问题
I have a WCF service that caches certain data and uses it to respond to web requests. To deal with this requirement, I made the service a Singleton (using InstanceContextMode.Single
and ConcurrencyMode.Multiple
(yes, it's threadsafe)).
I've tried to set the timeout of the service to its maximum using the following binding:
<binding name="WebHttpBinding" receiveTimeout="24.20:31:23.6470000">
<security mode="TransportCredentialOnly">
<transport clientCredentialType="None" />
</security>
</binding>
My problem is that the service instance dies at unpredictable intervals, meaning the first web request to hit will cause the cache to get rebuilt (a very slow process).
Ideally, the cache would rebuild at a set time each day without having to get hit by a web request. I could set the app pool to recycle at a set time, but this still wouldn't resolve the issue of the service not getting instantiated until the first web request. I'd rather not have to make a little scheduled script that sends a request to the service, as that is kind of hacky.

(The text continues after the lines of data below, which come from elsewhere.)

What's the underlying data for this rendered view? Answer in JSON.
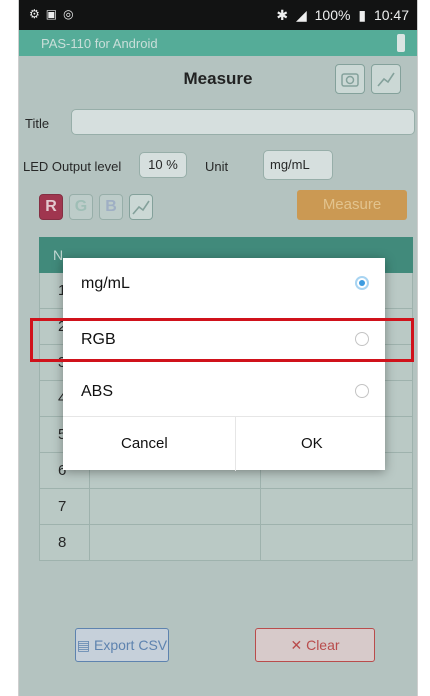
{
  "status_bar": {
    "left_icons": [
      "settings-icon",
      "gallery-icon",
      "sync-icon"
    ],
    "battery": "100%",
    "time": "10:47"
  },
  "app": {
    "title": "PAS-110 for Android"
  },
  "screen": {
    "title": "Measure"
  },
  "form": {
    "title_label": "Title",
    "title_value": "",
    "led_label": "LED Output level",
    "led_value": "10 %",
    "unit_label": "Unit",
    "unit_value": "mg/mL"
  },
  "channels": [
    {
      "label": "R",
      "active": true
    },
    {
      "label": "G",
      "active": false
    },
    {
      "label": "B",
      "active": false
    }
  ],
  "measure_button": "Measure",
  "table": {
    "header_first": "N",
    "row_numbers": [
      "1",
      "2",
      "3",
      "4",
      "5",
      "6",
      "7",
      "8"
    ]
  },
  "dialog": {
    "options": [
      {
        "label": "mg/mL",
        "selected": true
      },
      {
        "label": "RGB",
        "selected": false
      },
      {
        "label": "ABS",
        "selected": false
      }
    ],
    "cancel": "Cancel",
    "ok": "OK"
  },
  "footer": {
    "export": "Export CSV",
    "clear": "Clear"
  },
  "colors": {
    "accent": "#55b59f",
    "measure": "#d9a052",
    "highlight": "#d0121b",
    "radio_on": "#3d9be0"
  }
}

Is there a better strategy for performing caching in a WCF service? What have others done here? Is there a best practice?
回答1:
There is an MSDN article on Caching Support for WCF Web HTTP Services, an excerpt is quoted below:
The .NET Framework version 4 enables you to use the declarative caching mechanism already available in ASP.NET in your WCF Web HTTP services. This allows you to cache responses from your WCF Web HTTP service operations. When a user sends an HTTP GET to your service that is configured for caching, ASP.NET sends back the cached response and the service method is not called. When the cache expires, the next time a user sends an HTTP GET, your service method is called and the response is once again cached..........
You might also want to look at:
- memcached
- Windows AppFabric
- NCache
- Caching Solutions
- WCF Caching Solution - Need Advice
- Also look at this on Velocity from Microsoft
回答2:
I have implemented caching at a higher layer inside the webservice.
This way you can decide when to invalidate the cache, and when to deserialize from disk.
To make sure the cache is built before the first webrequest, add some code to global.asax
to generate the cache upon load of the web server.
This is much simpler than doing it the "right way"
[OperationContract]
public void GetLargeComplexData();
public GetLargeComplexData()
{
// deserialize last cached data from db or file
...
// Verify the deserialized cache is not invalid
...
// if cache is invalid rebuild
...
//return cached data
...
}
回答3:
The receiveTimeout
isn't going to affect what you're trying to do. You should use AppFabric to keep your service always running. That way, whenever you recycle, AppFabric will automatically warm up your service. Just make sure that your cache gets built when your service is instantiated, not when it's first accessed.
回答4:
You can use IIS7 application warmup module
http://blogs.iis.net/thomad/archive/2009/10/14/now-available-the-iis-7-5-application-warm-up-module.aspx
回答5:
An option you can use is to move the cache out of the WCF service and into a dedicated cache service such as Memcached or use Microsoft AppFabric Caching
This allows you to separate the storage of cached data from the WCF service so you have more freedom in your architecture of how the data is managed and accessed.